Don't Update! Rollback Issued on Release Day: PostgreSQL Faces a Major Setback

As the old saying goes, never release code on Friday. Although PostgreSQL’s recent minor release carefully avoided a Friday launch, it still gave the community a full week of extra work — PostgreSQL will release an unscheduled emergency update next Thursday: PostgreSQL 17.2, 16.6, 15.10, 14.15, 13.20, and even 12.22 for the just-EOLed PG 12.

This is the first time in a decade that such a situation has occurred: on the very day of PostgreSQL’s release, the new version was pulled due to issues discovered by the community. There are two reasons for this emergency release. First, to fix the CVE-2024-10978 security vulnerability, which isn’t a major concern. The real problem is that the new PostgreSQL minor version modified its ABI, causing extensions that depend on ABI stability — like TimescaleDB — to crash.

The issue of PostgreSQL minor version ABI compatibility was actually raised by Yuri back in June at PGConf 2024. During the extensions summit and his talk “Pushing boundaries with extensions, for extension”, he brought up this concern, but it didn’t receive much attention. Now it has exploded spectacularly, and I imagine Yuri is probably shrugging his shoulders saying: “Told you so.”

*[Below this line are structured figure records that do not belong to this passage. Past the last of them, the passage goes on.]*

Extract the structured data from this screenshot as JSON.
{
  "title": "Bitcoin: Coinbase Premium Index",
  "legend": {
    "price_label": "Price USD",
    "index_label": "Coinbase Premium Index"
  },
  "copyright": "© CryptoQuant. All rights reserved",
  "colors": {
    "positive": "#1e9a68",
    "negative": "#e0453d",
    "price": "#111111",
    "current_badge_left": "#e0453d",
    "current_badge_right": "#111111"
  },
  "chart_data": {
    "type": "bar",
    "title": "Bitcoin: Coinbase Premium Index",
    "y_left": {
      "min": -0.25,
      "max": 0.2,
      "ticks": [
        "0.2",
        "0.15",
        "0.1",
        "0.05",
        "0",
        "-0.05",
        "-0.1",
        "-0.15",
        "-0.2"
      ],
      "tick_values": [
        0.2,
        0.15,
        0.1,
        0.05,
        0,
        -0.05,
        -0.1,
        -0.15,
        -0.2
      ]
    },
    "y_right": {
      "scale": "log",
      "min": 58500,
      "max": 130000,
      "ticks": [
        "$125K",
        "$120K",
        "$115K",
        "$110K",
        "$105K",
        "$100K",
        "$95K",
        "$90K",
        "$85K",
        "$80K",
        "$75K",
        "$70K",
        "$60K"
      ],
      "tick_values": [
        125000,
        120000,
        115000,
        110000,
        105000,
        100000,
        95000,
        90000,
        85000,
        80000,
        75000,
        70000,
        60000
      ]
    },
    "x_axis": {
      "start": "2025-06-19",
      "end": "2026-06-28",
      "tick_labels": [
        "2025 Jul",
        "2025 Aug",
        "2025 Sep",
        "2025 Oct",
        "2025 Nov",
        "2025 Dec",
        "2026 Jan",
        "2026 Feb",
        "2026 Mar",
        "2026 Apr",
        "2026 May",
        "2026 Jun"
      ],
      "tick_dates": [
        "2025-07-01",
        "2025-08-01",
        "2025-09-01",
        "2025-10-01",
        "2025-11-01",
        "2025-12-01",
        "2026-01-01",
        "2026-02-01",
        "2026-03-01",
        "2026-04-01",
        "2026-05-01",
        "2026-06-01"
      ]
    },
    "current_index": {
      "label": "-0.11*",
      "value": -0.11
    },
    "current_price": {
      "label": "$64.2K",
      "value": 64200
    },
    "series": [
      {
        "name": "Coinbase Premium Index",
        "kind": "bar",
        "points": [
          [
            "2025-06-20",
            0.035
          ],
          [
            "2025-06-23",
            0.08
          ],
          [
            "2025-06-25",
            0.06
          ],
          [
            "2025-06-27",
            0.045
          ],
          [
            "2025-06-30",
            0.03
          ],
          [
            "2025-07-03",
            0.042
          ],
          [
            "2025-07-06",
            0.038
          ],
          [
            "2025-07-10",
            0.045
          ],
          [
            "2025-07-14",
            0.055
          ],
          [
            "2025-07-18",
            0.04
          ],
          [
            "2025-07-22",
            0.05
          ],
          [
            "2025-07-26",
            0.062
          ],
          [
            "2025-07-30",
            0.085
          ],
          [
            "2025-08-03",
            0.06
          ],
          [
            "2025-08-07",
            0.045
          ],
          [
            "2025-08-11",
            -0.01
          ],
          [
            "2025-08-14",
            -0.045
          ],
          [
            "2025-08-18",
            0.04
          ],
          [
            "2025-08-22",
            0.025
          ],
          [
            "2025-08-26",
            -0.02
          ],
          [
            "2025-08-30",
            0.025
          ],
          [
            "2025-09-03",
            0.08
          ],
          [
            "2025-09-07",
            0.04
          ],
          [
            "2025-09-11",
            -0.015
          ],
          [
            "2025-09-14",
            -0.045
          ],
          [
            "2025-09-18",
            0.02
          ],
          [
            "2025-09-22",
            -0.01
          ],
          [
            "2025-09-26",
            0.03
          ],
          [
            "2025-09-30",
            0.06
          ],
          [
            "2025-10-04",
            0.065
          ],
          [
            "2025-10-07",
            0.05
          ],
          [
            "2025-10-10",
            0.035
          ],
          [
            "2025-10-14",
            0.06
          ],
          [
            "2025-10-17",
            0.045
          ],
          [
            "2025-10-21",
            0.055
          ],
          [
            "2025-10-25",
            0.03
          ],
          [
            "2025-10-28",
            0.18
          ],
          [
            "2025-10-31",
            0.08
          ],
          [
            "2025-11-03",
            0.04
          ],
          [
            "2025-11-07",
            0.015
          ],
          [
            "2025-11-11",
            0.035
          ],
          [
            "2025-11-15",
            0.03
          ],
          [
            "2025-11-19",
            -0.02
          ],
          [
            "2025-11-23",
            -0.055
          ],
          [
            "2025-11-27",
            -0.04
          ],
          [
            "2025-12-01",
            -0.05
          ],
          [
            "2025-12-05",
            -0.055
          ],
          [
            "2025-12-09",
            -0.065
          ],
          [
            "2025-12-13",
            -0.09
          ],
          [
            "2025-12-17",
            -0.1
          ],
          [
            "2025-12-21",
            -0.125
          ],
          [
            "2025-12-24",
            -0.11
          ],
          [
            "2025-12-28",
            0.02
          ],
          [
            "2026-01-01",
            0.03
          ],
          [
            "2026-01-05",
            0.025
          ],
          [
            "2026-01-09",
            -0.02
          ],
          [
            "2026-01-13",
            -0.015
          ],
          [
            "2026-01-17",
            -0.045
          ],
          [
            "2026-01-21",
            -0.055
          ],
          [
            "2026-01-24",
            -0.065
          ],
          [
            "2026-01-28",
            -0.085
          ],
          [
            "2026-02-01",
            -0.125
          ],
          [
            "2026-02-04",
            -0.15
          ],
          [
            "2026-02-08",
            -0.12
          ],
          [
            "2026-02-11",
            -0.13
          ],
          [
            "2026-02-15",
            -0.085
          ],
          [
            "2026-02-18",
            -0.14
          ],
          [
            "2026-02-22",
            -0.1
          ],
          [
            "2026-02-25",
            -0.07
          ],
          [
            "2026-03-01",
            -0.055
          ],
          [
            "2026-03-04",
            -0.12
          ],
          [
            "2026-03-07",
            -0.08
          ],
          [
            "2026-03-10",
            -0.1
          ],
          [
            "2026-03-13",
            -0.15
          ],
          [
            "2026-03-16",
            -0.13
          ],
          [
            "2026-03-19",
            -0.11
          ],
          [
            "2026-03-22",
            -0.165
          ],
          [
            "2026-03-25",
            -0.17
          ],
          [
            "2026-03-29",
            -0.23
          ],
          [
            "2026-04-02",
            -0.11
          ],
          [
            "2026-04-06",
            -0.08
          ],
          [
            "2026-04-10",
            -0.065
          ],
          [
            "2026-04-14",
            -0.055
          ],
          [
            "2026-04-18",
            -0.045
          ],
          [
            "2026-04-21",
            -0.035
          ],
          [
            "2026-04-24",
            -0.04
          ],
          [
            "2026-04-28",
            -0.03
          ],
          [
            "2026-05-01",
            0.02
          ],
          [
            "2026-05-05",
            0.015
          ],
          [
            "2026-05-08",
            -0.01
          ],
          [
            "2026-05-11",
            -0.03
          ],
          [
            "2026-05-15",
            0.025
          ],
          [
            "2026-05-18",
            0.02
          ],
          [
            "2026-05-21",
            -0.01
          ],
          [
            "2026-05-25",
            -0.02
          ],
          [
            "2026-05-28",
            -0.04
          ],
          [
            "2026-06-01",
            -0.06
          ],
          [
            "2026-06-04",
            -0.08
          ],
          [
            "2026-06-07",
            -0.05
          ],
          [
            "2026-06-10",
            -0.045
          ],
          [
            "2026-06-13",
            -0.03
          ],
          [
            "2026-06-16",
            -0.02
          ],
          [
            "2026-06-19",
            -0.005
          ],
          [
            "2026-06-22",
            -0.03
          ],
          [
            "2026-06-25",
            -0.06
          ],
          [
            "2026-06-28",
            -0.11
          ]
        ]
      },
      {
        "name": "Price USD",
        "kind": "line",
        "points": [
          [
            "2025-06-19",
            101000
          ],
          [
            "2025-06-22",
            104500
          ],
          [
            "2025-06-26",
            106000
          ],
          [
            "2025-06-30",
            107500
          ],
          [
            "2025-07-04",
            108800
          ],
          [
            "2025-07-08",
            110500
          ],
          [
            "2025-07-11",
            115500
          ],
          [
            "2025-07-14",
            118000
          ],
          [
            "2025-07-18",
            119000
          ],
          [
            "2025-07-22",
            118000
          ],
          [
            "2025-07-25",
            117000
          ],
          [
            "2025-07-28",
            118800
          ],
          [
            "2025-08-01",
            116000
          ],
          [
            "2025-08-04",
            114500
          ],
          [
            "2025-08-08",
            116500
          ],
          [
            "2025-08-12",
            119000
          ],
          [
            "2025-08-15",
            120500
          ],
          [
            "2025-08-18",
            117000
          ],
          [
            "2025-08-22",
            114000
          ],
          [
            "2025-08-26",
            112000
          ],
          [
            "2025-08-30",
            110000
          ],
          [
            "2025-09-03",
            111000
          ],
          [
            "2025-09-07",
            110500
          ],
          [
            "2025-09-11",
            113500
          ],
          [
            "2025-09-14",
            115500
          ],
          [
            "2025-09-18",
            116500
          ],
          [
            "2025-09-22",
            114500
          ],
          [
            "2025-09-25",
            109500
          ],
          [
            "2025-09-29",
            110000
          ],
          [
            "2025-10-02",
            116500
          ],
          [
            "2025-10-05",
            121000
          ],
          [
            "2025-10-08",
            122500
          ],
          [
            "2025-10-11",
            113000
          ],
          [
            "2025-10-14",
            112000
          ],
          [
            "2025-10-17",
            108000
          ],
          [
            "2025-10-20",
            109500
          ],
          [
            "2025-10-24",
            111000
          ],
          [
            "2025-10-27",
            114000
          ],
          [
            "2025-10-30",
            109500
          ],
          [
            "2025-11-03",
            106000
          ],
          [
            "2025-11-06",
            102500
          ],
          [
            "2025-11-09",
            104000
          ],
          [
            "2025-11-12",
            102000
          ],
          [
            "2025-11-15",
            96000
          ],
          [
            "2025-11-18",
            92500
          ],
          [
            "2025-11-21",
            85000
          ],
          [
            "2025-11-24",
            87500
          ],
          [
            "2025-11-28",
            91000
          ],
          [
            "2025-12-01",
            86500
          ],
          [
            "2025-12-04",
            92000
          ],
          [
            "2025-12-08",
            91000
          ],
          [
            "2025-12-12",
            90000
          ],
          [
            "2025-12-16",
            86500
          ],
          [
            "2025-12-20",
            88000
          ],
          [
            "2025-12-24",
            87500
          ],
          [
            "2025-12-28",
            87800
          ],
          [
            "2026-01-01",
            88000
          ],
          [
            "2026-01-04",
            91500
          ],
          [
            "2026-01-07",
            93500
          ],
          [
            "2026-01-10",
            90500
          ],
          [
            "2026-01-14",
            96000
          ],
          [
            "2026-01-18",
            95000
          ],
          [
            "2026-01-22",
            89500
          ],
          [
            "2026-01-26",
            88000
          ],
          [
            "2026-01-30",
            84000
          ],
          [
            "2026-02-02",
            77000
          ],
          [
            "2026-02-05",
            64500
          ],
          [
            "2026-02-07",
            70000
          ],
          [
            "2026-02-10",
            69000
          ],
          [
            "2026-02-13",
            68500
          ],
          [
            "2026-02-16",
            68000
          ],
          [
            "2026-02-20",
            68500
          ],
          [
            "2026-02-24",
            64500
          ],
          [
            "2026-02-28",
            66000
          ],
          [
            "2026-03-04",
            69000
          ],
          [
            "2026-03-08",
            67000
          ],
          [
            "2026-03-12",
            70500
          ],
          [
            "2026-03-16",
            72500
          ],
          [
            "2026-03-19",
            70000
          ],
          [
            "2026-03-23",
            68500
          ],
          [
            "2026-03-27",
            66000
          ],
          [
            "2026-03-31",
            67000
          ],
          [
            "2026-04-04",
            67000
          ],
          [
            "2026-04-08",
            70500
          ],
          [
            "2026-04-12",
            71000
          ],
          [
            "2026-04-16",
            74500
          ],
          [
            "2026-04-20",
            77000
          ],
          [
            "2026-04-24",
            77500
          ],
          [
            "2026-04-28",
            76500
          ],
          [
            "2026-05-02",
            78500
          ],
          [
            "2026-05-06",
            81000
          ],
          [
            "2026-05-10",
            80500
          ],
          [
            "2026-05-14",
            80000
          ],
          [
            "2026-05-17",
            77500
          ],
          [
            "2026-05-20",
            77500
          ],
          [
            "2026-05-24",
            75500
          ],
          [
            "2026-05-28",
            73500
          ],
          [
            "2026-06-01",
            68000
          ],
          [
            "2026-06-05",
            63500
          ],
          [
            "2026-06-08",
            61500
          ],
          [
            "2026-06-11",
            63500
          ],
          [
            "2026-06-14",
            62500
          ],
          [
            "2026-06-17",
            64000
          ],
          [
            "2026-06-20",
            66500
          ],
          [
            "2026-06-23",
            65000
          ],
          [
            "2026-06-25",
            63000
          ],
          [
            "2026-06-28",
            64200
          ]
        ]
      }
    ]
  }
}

In short, the PostgreSQL community strongly recommends that users do not upgrade PostgreSQL in the coming week. Tom Lane has proposed releasing an unscheduled emergency minor version next Thursday to roll back these changes, overwriting the older 17.1, 16.5, and so on — essentially treating the problematic versions as if they “never existed.” Consequently, Pigsty 3.1, which was scheduled for release in the next couple of days and set to use the latest PostgreSQL 17.1 by default, will also be delayed by a week.

Overall, I believe this incident will have a positive impact. First, it’s not a quality issue with the core kernel itself. Second, because it was discovered early enough — on the very day of release — and promptly halted, there was no substantial impact on users. Unlike vulnerabilities in other databases/chips/operating systems that cause widespread damage upon discovery, this was caught early. Apart from a few overzealous update enthusiasts or unfortunate new installations, there shouldn’t be much impact. This is similar to the recent xz backdoor incident, which was also discovered by PG core developer Peter during PostgreSQL testing, further highlighting the vitality and insight of the PostgreSQL ecosystem.


What Happened

On the morning of November 14th, an email appeared on the PostgreSQL Hackers mailing list mentioning that the new minor version had actually broken the ABI. This isn’t a problem for the PostgreSQL database kernel itself, but the ABI change broke the convention between the PG kernel and extension plugins, causing extensions like TimescaleDB to fail on the new PG minor version.

PostgreSQL extension plugins are provided for specific major versions on specific operating system distributions. For example, PostGIS, TimescaleDB, and Citus are built for major versions like PG 12, 13, 14, 15, 16, and 17 released each year. Extensions built for PG 16.0 are generally expected to continue working on PG 16.1, 16.2, … 16.x. This means you can perform rolling upgrades of the PG kernel’s minor versions without worrying about extension plugin issues.

However, this isn’t an explicit promise but rather an implicit community understanding — ABI belongs to internal implementation details and shouldn’t have such promises or expectations. PostgreSQL has simply performed too well in the past, and everyone has grown accustomed to this behavior, making it a default working assumption reflected in various aspects including PGDG repository package naming and installation scripts.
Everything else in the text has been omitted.